Michael Heizer

VERNISSAGE

Donnerstag 5. Dezember

18 – 21 Uhr

AUSSTELLUNG
5. Dezember 2013 - 5.März 2014
Mittwochs 17 – 19 Uhr

Einladung

Michael Heizer

"I don't paint around the edge", "ich male nicht um die Bildkante herum," erklärte Frank Stella 1964 in einem mit Donald Judd und dem Kritiker Bruce Glaser geführten Gespräch[i]. Darin wandten Judd und er sichgegen die europäischen Traditionen künstlerischen Komponierens und votierten für neue, "nicht-relationale"[ii] Positionen, wie sie es nannten. Dennoch legte Stella Wert darauf, keine 'Objekte' zu schaffen, sondern Bilder zu malen. Der von ihm verwandte tiefe Keilrahmen diene dazu, die Oberfläche eines Bildes hervorzuheben: "When you stand directly in front of the painting it gives it just enough depth to hold it off the wall; you're conscious of this sort of shadow, just enough depth to emphasize the surface. In other words, it makes it more like a painting and less like an object, by stressing the surface."

Anders agierte wenige Jahre später Michael Heizer, der einer anderen Generation angehörte als der acht Jahre ältere Stella.[iii] Für ihn, wie für viele weitere Künstler wie Richard Serra oder Robert Morris war der Diskurs um die Minimal Art und deren Reduktionen in eine Sackgasse geraten. Die große Anzahl erfolgreicher Künstler, die sogenannte "Shaped Canvases" oder Werke schufen, die unter dem Begriff "minimal" subsumiert wurden, hatte keinen Raum mehr für ähnlich arbeitende Künstler gelassen.

In der Literatur über Michael Heizer, Robert Smithson und Walter de Maria – Künstlern also, die als Earth oder Land Artists subsumiert werden –, wird deren 'Auszug' aus der Galerie und der Gang in die Wüste stets mit der gezielten Abkehr vom städtischen Leben und vom 'System Kunst', bestehend aus Galerien, dem Handel und den Museen, begründet. So schreibt Greta de Groat 1994 in diesem Sinne:"Artists began making earthworks in the 1960s as a reaction to the political and social climate both within and outside the art world. Artists felt alienated from the art market and museums, which were seen as unresponsive to artists' social concerns.

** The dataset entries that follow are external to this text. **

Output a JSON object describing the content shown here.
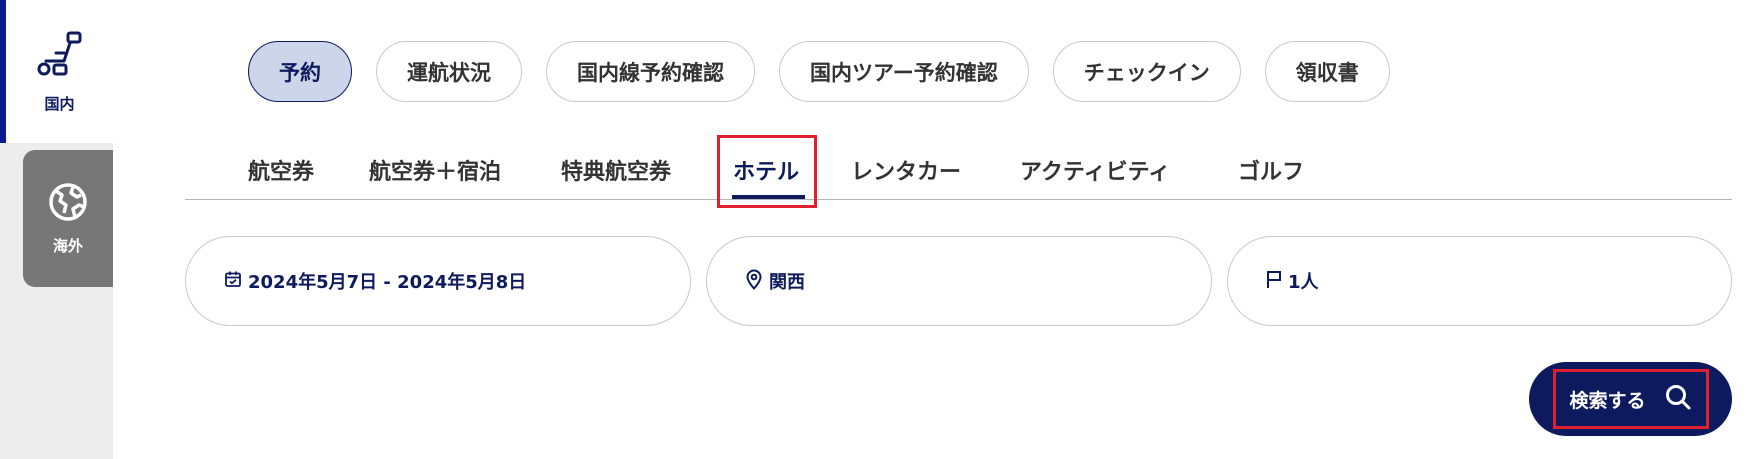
{
  "rail": {
    "domestic": {
      "label": "国内",
      "icon": "seat-icon"
    },
    "international": {
      "label": "海外",
      "icon": "globe-icon"
    }
  },
  "main_nav": {
    "items": [
      "予約",
      "運航状況",
      "国内線予約確認",
      "国内ツアー予約確認",
      "チェックイン",
      "領収書"
    ],
    "active": "予約"
  },
  "sub_tabs": {
    "items": [
      "航空券",
      "航空券＋宿泊",
      "特典航空券",
      "ホテル",
      "レンタカー",
      "アクティビティ",
      "ゴルフ"
    ],
    "active": "ホテル"
  },
  "search": {
    "dates": {
      "value": "2024年5月7日 - 2024年5月8日",
      "icon": "calendar-icon"
    },
    "destination": {
      "value": "関西",
      "icon": "location-pin-icon"
    },
    "guests": {
      "value": "1人",
      "icon": "flag-icon"
    },
    "button_label": "検索する",
    "button_icon": "search-icon"
  },
  "colors": {
    "brand_navy": "#0d1a5e",
    "active_pill_bg": "#ccd5ea",
    "highlight_red": "#e0202e",
    "rail_gray": "#777777"
  }
}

One way to protest this situation was to remove art from areas controlled by the art establishment and locate them in public spaces, or even in remote wilderness areas."[iv] Und noch 2010 heißt es in einer Presseerklärung der Galerie David Zwirners – einer Galerie, der kaum anti-kommerzielles Denken attestiert werden kann: "By the late 1960s, Heizer had left the constraints of New York City for the deserts of California and Nevada, where he could create large-scale works that did not conform to the institutional and commercial boundaries of museums and galleries."Auch Heizer selbst behauptete 1970 im Gespräch mit Dennis Oppenheim und Robert Smithson, "daß fast alle Arbeiten die Galerien umgehen und daß die Künstler keinen Sinn fürs Kommerzielle oder Funktionale haben. […] Eine Auswirkung von Earth Art könnte es sein, der Kunst den Warenstatus vollkommen zu nehmen."[v]

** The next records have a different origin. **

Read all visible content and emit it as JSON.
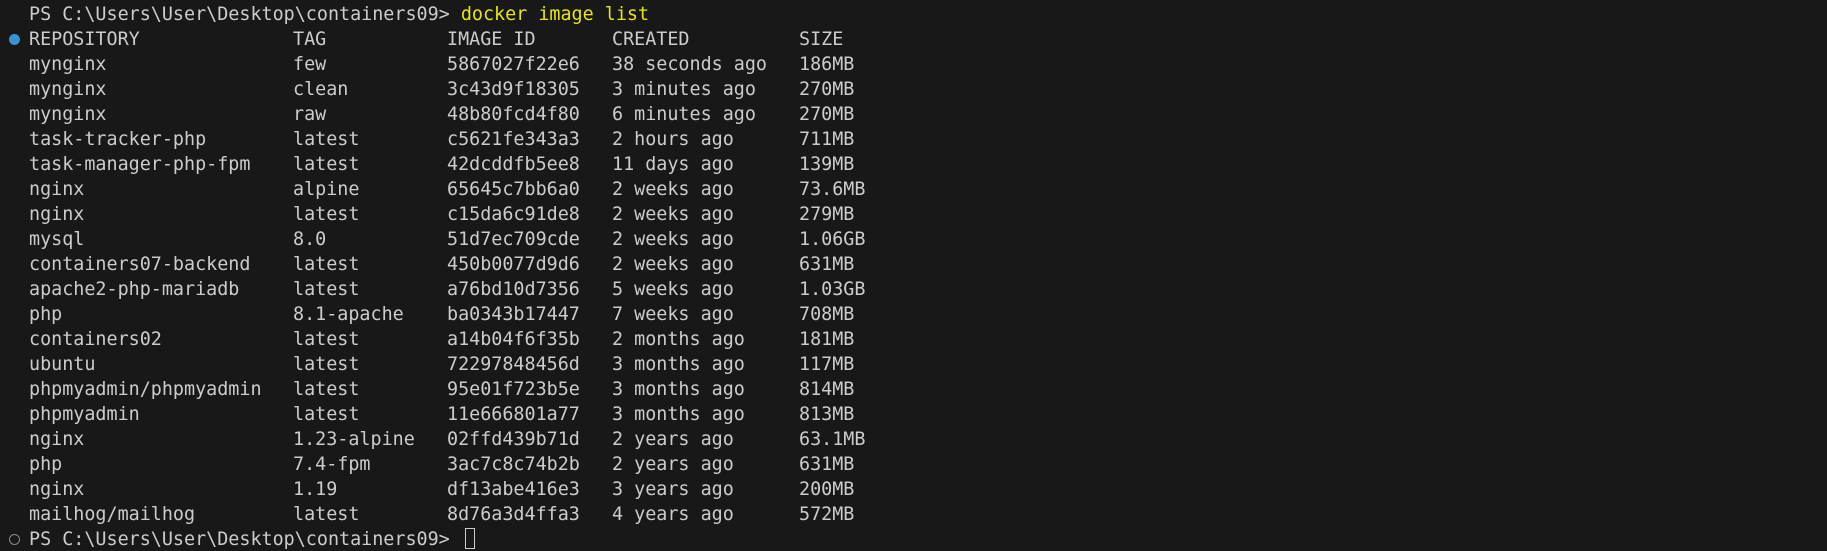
{
  "colors": {
    "background": "#181818",
    "foreground": "#cccccc",
    "command": "#e5e510",
    "decoration_active": "#3794d0",
    "decoration_idle": "#8a8a8a"
  },
  "prompt": {
    "path": "PS C:\\Users\\User\\Desktop\\containers09> ",
    "command": "docker image list"
  },
  "headers": {
    "repository": "REPOSITORY",
    "tag": "TAG",
    "image_id": "IMAGE ID",
    "created": "CREATED",
    "size": "SIZE"
  },
  "rows": [
    {
      "repository": "mynginx",
      "tag": "few",
      "image_id": "5867027f22e6",
      "created": "38 seconds ago",
      "size": "186MB"
    },
    {
      "repository": "mynginx",
      "tag": "clean",
      "image_id": "3c43d9f18305",
      "created": "3 minutes ago",
      "size": "270MB"
    },
    {
      "repository": "mynginx",
      "tag": "raw",
      "image_id": "48b80fcd4f80",
      "created": "6 minutes ago",
      "size": "270MB"
    },
    {
      "repository": "task-tracker-php",
      "tag": "latest",
      "image_id": "c5621fe343a3",
      "created": "2 hours ago",
      "size": "711MB"
    },
    {
      "repository": "task-manager-php-fpm",
      "tag": "latest",
      "image_id": "42dcddfb5ee8",
      "created": "11 days ago",
      "size": "139MB"
    },
    {
      "repository": "nginx",
      "tag": "alpine",
      "image_id": "65645c7bb6a0",
      "created": "2 weeks ago",
      "size": "73.6MB"
    },
    {
      "repository": "nginx",
      "tag": "latest",
      "image_id": "c15da6c91de8",
      "created": "2 weeks ago",
      "size": "279MB"
    },
    {
      "repository": "mysql",
      "tag": "8.0",
      "image_id": "51d7ec709cde",
      "created": "2 weeks ago",
      "size": "1.06GB"
    },
    {
      "repository": "containers07-backend",
      "tag": "latest",
      "image_id": "450b0077d9d6",
      "created": "2 weeks ago",
      "size": "631MB"
    },
    {
      "repository": "apache2-php-mariadb",
      "tag": "latest",
      "image_id": "a76bd10d7356",
      "created": "5 weeks ago",
      "size": "1.03GB"
    },
    {
      "repository": "php",
      "tag": "8.1-apache",
      "image_id": "ba0343b17447",
      "created": "7 weeks ago",
      "size": "708MB"
    },
    {
      "repository": "containers02",
      "tag": "latest",
      "image_id": "a14b04f6f35b",
      "created": "2 months ago",
      "size": "181MB"
    },
    {
      "repository": "ubuntu",
      "tag": "latest",
      "image_id": "72297848456d",
      "created": "3 months ago",
      "size": "117MB"
    },
    {
      "repository": "phpmyadmin/phpmyadmin",
      "tag": "latest",
      "image_id": "95e01f723b5e",
      "created": "3 months ago",
      "size": "814MB"
    },
    {
      "repository": "phpmyadmin",
      "tag": "latest",
      "image_id": "11e666801a77",
      "created": "3 months ago",
      "size": "813MB"
    },
    {
      "repository": "nginx",
      "tag": "1.23-alpine",
      "image_id": "02ffd439b71d",
      "created": "2 years ago",
      "size": "63.1MB"
    },
    {
      "repository": "php",
      "tag": "7.4-fpm",
      "image_id": "3ac7c8c74b2b",
      "created": "2 years ago",
      "size": "631MB"
    },
    {
      "repository": "nginx",
      "tag": "1.19",
      "image_id": "df13abe416e3",
      "created": "3 years ago",
      "size": "200MB"
    },
    {
      "repository": "mailhog/mailhog",
      "tag": "latest",
      "image_id": "8d76a3d4ffa3",
      "created": "4 years ago",
      "size": "572MB"
    }
  ],
  "prompt_end": {
    "path": "PS C:\\Users\\User\\Desktop\\containers09> "
  }
}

Doch auch der so bewusst und programmatisch in der Wüste arbeitende Heizer wurde von der sammelnden Kunstwelt durchaus beachtet, und mit der Produktion von Zeichnungen, anderen Papierarbeiten, Gemälden und überschaubar großen, 'handelbaren' Skulpturen arbeitete er ihr zu. Heizers New Yorker Galeristin, Virginia Dwan, hat diese Selbstverständlichkeit 1984 in einem Interview auch völlig unbefangen bejaht; für sie war es keine Frage, daß das Angebot und der Verkauf von "gefügigen Tauschhandelsgegenständen"[vi] der einzige Weg war, als Galerie und Künstler zu existieren.

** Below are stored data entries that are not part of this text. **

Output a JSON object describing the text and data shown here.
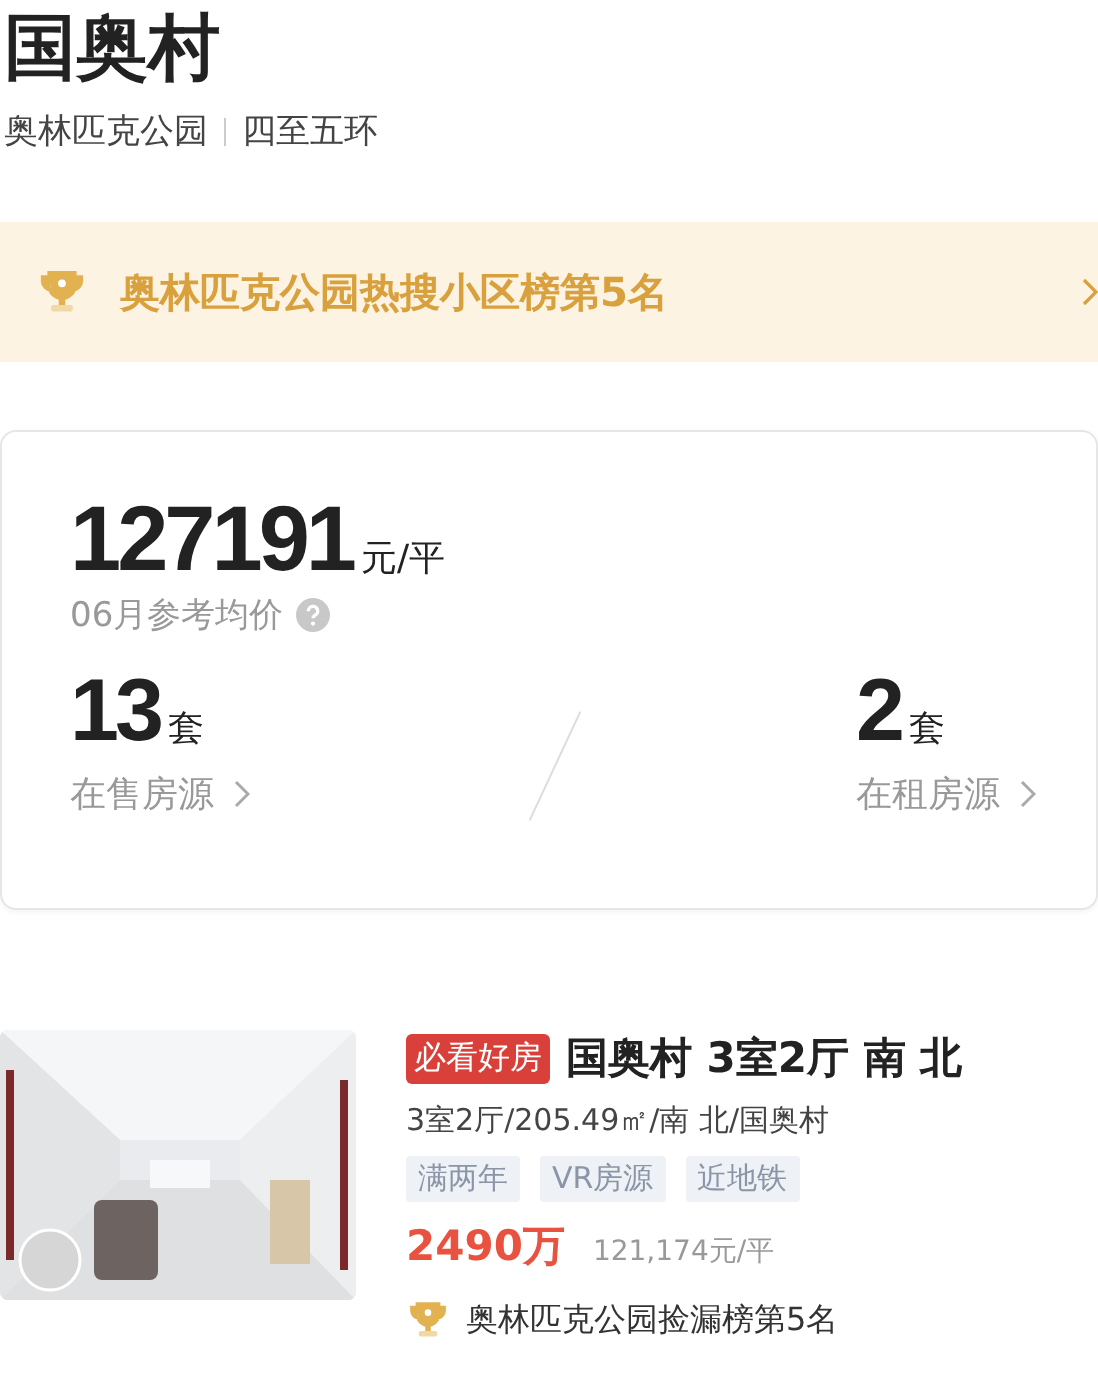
{
  "title": "国奥村",
  "location": {
    "area": "奥林匹克公园",
    "ring": "四至五环"
  },
  "rank_banner": {
    "text": "奥林匹克公园热搜小区榜第5名"
  },
  "price_card": {
    "price": "127191",
    "unit": "元/平",
    "caption": "06月参考均价",
    "stats": [
      {
        "count": "13",
        "unit": "套",
        "label": "在售房源"
      },
      {
        "count": "2",
        "unit": "套",
        "label": "在租房源"
      }
    ]
  },
  "listings": [
    {
      "badge": "必看好房",
      "title": "国奥村 3室2厅 南 北",
      "details": "3室2厅/205.49㎡/南 北/国奥村",
      "tags": [
        "满两年",
        "VR房源",
        "近地铁"
      ],
      "total_price": "2490万",
      "unit_price": "121,174元/平",
      "rank": "奥林匹克公园捡漏榜第5名"
    }
  ]
}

Die scheinbar überraschende Existenz von Zeichnungen Michael Heizers in München erklärt sich damit, daß Heiner Friedrich einer seiner frühesten und (für einige Jahre) auch intensivsten Förderer war: Friedrich finanzierte 1969 und 1970 die Five Conic Displacements, Triple Landscape, Munich Depression und Tangential Drawing[vii], und er richtete bereits im April 1969 Heizers erste Einzelausstellung überhaupt ein[viii]. 1969 war auch das Jahr, in dem Heizer Double Negative, sein vielleicht bekanntestes und in den Dimensionen gewaltiges Earthwork in der Wüste Nevada schuf. Und es war knapp ein Jahr bevor er bei Virginia Dwan seine erste Einzelausstellung in New York hatte.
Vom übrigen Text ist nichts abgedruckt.